Last one for you being a Cal alum and formerly on the Cal beat. Your take on the Bears program under the direction of Mark Fox.

It’s certainly better than it was under Wyking Jones, who had the thinnest skin of any coach I’ve dealt with, in high school, college or the pro ranks, and was by far the least qualified.

I’ve told this story for a few years now, but never publicly. My last season covering Cal for BearTerritory, I scheduled a four-day stay in Vegas for the Pac-12 Tournament, knowing the Bears would get smashed and I’d get a nice little vacation. Boy, did they prove me right.

Well, after Cal narrowly avoided its ninth loss of the season by 20 or more points because of Derek King’s corner 3-pointer against Stanford’s third string, I posted that the Bears had lost more games by 20 or more points that season than any team in program history. I tweeted that out, and added it to my story after way too much research. I got a text at 11:48 p.m. that night from Jones, essentially saying that I was out to hurt the program by tweeting ... facts, I guess?

I didn’t respond. I offered him a life preserver a few weeks later when in a post-season post-mortem with other reporters. I asked him if he ever just ignored social media at any point during a trying season, just to get down to the matter of building the program. He said he kept note of everyone who spoke negatively about the program, and said they wouldn’t be allowed on the bandwagon once things got good. (Narrator: Things did not get good).

Moving along, Mark Fox seems like he’s got things headed in the right direction, which, as an alum, is great to see. He’s doing, in a sense, what Randy Bennett has done at St. Mary’s, which is to say that he’s recruiting internationally and recruiting to the school’s reputation, rather than trying to joust with the big boys for the four- and five-star guys. I think that’s wise.

The program doesn’t have a truly star-studded history (yeah, you have the Jason Kidds and the Jaylen Browns and Ivan Rabbs of the world, but no real year-in-year-out consistency of stars), and if you can get one, once in a blue moon, you should have a program already built that a star can take to the next level (Brown and Rabb wouldn’t have worked without Bird and Wallace). That’s a much more sustainable model than the strategy of throwing a bunch of raw three-star athletes together and hoping for the best without much actual coaching.

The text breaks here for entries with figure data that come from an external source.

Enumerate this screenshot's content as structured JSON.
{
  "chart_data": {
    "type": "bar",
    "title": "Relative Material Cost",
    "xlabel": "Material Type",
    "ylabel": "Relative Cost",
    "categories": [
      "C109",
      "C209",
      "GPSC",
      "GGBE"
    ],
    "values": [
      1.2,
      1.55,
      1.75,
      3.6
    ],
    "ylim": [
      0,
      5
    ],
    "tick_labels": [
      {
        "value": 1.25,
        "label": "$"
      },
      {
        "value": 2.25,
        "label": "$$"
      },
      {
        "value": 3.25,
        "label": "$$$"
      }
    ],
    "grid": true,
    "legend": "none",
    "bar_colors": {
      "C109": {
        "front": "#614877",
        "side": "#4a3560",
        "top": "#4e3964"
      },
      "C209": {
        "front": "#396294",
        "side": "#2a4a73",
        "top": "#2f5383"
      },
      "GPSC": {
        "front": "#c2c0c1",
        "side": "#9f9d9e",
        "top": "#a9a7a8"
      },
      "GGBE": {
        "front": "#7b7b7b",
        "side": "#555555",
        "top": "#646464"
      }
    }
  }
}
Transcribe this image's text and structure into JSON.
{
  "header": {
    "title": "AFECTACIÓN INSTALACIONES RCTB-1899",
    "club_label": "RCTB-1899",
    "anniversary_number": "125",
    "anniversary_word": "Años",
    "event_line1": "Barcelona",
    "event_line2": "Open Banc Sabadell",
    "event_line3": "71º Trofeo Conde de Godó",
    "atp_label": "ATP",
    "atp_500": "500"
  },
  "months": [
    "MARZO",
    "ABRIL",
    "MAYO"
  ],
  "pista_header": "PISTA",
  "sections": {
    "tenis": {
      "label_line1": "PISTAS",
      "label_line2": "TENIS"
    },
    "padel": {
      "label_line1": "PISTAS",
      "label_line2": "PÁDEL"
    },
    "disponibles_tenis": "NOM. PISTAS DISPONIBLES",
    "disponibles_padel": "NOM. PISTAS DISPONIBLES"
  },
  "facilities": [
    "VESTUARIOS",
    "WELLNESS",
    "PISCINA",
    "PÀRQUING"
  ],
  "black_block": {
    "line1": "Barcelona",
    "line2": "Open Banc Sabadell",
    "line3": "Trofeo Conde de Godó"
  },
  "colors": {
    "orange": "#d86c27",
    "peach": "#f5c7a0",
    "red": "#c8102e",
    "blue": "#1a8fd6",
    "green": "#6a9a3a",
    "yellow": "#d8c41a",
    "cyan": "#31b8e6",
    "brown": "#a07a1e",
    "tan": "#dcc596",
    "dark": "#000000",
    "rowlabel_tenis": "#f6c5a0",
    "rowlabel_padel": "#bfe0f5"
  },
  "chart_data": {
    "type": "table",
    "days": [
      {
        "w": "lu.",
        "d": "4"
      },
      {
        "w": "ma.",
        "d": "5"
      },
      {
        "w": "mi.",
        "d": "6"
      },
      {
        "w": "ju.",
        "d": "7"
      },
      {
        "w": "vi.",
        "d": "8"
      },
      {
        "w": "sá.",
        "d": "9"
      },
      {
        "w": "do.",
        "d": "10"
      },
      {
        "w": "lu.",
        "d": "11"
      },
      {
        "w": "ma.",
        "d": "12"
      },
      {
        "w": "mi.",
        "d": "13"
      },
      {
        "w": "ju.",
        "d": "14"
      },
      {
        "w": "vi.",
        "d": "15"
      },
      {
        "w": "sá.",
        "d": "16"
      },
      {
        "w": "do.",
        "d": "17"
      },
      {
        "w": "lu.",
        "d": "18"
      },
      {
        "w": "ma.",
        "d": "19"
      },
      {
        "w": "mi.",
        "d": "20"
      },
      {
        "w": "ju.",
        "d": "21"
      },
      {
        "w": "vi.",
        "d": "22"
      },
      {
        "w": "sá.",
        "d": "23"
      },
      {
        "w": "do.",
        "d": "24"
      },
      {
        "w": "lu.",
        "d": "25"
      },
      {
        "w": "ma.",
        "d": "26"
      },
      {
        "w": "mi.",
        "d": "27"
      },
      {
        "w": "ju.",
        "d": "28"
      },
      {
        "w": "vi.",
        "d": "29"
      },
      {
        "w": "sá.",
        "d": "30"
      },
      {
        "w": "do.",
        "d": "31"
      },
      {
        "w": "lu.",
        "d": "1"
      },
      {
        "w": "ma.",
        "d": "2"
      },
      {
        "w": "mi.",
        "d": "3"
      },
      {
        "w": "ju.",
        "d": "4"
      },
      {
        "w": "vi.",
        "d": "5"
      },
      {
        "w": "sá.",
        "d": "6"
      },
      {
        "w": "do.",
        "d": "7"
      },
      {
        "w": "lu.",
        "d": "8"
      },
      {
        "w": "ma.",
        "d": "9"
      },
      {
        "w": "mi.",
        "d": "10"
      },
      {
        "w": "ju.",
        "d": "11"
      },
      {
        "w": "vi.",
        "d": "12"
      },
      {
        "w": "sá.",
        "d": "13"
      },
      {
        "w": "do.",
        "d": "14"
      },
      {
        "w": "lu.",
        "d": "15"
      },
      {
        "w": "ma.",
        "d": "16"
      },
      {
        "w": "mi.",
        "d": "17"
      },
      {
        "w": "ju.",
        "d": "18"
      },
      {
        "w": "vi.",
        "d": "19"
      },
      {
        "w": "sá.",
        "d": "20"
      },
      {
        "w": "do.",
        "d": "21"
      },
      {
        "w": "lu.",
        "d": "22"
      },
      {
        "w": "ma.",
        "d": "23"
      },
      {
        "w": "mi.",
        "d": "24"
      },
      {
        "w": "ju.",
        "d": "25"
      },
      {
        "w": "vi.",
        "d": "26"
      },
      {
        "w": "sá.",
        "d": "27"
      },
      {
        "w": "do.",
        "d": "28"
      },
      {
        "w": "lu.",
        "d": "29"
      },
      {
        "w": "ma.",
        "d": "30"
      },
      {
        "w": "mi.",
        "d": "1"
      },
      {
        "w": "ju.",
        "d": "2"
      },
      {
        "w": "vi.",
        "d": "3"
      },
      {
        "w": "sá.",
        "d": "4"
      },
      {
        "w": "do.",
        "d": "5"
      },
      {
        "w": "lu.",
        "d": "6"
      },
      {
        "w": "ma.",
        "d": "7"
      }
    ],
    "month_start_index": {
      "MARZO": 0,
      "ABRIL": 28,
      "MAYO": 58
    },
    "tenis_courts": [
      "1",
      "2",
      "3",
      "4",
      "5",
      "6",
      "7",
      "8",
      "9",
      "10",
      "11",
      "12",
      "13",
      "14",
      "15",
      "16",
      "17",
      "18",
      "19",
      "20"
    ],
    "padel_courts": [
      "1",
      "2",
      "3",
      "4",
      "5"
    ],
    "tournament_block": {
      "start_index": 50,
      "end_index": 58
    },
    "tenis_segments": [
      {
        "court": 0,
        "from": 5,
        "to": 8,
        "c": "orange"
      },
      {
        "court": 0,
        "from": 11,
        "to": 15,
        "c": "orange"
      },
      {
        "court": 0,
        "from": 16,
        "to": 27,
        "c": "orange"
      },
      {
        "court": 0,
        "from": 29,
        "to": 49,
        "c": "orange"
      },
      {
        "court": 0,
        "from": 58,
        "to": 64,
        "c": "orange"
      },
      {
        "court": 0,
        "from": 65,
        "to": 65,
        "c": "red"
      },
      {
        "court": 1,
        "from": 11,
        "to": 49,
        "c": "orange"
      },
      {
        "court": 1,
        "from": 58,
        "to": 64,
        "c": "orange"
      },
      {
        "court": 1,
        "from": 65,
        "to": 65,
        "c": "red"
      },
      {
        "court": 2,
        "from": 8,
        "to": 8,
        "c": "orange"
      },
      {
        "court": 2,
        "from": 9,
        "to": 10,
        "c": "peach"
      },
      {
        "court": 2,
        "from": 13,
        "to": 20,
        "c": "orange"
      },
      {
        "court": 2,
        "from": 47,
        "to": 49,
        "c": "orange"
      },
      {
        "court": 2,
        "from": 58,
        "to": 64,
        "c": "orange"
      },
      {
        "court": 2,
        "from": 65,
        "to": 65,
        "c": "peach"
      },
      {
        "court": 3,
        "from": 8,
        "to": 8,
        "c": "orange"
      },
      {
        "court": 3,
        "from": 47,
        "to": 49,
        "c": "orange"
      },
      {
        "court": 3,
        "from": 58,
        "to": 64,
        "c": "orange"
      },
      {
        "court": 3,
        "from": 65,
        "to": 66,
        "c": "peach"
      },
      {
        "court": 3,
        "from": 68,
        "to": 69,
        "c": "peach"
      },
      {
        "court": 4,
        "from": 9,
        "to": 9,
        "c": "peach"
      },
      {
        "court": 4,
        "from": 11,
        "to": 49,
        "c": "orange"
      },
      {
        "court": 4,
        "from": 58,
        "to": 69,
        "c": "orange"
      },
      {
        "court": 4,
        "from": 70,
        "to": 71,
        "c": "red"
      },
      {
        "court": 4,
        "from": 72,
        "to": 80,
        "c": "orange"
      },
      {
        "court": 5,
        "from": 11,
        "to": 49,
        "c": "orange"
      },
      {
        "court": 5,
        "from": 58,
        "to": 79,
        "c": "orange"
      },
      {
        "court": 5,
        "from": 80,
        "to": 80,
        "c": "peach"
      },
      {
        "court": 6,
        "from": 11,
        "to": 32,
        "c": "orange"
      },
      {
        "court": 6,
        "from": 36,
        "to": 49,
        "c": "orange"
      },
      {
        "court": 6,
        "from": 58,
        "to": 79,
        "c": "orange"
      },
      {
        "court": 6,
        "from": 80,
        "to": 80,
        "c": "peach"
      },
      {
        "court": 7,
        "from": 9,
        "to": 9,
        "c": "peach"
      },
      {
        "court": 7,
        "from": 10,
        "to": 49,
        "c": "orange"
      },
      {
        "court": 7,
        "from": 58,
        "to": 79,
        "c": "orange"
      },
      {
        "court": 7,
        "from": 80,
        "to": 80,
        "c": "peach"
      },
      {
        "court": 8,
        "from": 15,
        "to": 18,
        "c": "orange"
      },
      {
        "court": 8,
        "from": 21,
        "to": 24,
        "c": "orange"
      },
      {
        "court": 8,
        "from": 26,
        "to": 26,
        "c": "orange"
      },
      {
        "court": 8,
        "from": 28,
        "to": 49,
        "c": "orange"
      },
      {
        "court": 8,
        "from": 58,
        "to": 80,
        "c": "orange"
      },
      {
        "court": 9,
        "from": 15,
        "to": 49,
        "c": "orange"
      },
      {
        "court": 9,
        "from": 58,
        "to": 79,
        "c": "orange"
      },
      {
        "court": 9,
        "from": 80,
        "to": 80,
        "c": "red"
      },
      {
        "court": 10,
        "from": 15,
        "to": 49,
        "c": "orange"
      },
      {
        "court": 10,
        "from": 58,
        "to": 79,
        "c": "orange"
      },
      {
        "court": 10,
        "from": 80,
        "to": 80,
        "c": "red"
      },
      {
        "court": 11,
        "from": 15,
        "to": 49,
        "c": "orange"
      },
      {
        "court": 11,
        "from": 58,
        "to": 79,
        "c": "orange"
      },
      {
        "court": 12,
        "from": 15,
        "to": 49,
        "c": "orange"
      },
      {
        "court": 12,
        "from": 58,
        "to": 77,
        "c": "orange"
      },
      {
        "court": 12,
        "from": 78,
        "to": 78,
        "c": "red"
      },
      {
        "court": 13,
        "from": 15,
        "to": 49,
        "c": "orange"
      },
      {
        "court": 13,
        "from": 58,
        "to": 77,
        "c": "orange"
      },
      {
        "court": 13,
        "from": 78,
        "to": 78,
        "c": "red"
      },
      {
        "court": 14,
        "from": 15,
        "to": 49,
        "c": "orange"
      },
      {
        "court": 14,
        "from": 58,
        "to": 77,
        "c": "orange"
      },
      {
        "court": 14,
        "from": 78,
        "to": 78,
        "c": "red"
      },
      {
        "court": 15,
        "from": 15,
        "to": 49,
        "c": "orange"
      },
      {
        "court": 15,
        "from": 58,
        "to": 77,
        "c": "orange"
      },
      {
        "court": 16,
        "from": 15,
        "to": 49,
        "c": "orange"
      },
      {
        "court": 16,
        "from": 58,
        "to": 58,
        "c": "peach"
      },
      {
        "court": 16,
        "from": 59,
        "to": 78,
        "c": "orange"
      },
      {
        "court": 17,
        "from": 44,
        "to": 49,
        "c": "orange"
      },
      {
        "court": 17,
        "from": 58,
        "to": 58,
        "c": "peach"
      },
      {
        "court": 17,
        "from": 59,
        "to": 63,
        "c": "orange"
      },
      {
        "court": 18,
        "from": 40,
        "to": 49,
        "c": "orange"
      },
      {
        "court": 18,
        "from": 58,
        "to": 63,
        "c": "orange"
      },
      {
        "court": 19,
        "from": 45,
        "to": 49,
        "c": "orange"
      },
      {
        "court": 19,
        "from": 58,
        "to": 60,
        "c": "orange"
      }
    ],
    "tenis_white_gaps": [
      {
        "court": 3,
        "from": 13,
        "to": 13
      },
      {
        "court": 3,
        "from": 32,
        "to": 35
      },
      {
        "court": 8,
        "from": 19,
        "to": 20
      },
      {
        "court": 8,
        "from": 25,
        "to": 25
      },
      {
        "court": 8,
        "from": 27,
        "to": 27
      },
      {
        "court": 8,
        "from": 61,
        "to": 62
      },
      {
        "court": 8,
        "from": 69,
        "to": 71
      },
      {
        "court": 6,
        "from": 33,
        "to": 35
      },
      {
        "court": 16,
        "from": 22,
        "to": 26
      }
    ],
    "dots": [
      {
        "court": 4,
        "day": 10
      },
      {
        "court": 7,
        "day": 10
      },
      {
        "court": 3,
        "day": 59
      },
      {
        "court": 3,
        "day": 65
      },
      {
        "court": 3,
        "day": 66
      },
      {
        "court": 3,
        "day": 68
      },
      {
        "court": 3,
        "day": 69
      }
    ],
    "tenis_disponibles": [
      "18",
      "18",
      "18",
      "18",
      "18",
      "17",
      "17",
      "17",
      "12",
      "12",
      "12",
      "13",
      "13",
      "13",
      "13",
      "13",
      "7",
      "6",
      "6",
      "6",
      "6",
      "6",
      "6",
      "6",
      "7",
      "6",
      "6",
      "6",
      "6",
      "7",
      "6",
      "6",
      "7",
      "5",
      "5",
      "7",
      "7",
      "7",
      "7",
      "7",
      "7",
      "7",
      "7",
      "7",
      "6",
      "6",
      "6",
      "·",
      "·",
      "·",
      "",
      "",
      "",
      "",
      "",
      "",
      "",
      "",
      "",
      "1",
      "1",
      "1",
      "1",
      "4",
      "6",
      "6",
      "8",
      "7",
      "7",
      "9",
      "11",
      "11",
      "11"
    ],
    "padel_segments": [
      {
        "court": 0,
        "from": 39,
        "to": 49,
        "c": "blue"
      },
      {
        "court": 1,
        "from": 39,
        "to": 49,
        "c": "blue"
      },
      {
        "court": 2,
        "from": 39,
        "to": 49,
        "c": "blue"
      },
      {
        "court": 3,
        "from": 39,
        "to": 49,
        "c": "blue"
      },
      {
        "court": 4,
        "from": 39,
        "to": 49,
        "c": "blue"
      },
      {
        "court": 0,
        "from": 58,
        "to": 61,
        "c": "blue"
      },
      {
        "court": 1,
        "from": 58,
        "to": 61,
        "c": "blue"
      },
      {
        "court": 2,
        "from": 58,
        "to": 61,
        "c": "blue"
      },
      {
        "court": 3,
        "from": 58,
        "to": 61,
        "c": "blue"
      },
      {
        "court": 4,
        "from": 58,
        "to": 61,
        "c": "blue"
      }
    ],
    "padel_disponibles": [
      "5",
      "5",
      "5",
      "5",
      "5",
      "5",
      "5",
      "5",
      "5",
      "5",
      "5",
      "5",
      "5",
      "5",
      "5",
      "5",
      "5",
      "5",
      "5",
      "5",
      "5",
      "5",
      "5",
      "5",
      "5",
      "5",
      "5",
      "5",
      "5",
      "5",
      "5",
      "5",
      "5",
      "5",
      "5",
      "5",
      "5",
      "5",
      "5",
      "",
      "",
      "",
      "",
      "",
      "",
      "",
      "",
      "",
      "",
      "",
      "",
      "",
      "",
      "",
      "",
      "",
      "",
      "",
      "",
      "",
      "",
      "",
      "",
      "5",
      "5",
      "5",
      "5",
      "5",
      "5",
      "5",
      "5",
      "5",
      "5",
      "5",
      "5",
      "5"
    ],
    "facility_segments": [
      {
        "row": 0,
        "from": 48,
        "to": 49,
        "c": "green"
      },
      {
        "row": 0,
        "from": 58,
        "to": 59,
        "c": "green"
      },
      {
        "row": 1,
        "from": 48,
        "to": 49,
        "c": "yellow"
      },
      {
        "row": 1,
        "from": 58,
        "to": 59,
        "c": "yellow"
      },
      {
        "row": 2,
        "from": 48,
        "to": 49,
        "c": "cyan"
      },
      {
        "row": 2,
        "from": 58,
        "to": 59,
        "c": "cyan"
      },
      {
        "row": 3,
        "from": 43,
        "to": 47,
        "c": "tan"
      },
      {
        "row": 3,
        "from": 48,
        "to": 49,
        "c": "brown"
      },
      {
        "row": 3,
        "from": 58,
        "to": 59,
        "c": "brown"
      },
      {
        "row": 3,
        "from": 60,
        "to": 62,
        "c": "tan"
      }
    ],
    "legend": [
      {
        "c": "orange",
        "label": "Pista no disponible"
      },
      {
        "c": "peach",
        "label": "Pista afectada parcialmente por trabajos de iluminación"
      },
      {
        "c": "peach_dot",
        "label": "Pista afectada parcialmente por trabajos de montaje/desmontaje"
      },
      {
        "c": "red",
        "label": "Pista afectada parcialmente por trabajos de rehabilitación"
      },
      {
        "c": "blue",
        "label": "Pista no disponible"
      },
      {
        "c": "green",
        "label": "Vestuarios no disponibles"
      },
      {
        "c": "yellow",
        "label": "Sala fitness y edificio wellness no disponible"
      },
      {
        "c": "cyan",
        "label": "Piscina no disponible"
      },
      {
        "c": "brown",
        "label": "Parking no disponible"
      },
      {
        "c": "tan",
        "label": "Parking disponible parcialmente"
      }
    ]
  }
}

From what I’ve been able to tell from afar, there’s also actually (GASP!) a cohesive offensive system, which the Bears didn’t even really have under Cuonzo Martin, as much as I loved the guy (class act, all the way; he called me after he took the Mizzou job to thank me for covering the team fairly and honestly).

So, yeah, things are looking up, but it may take a year or two for Cal to be maybe not a contender, but a nice, upper-half-of-the-conference player.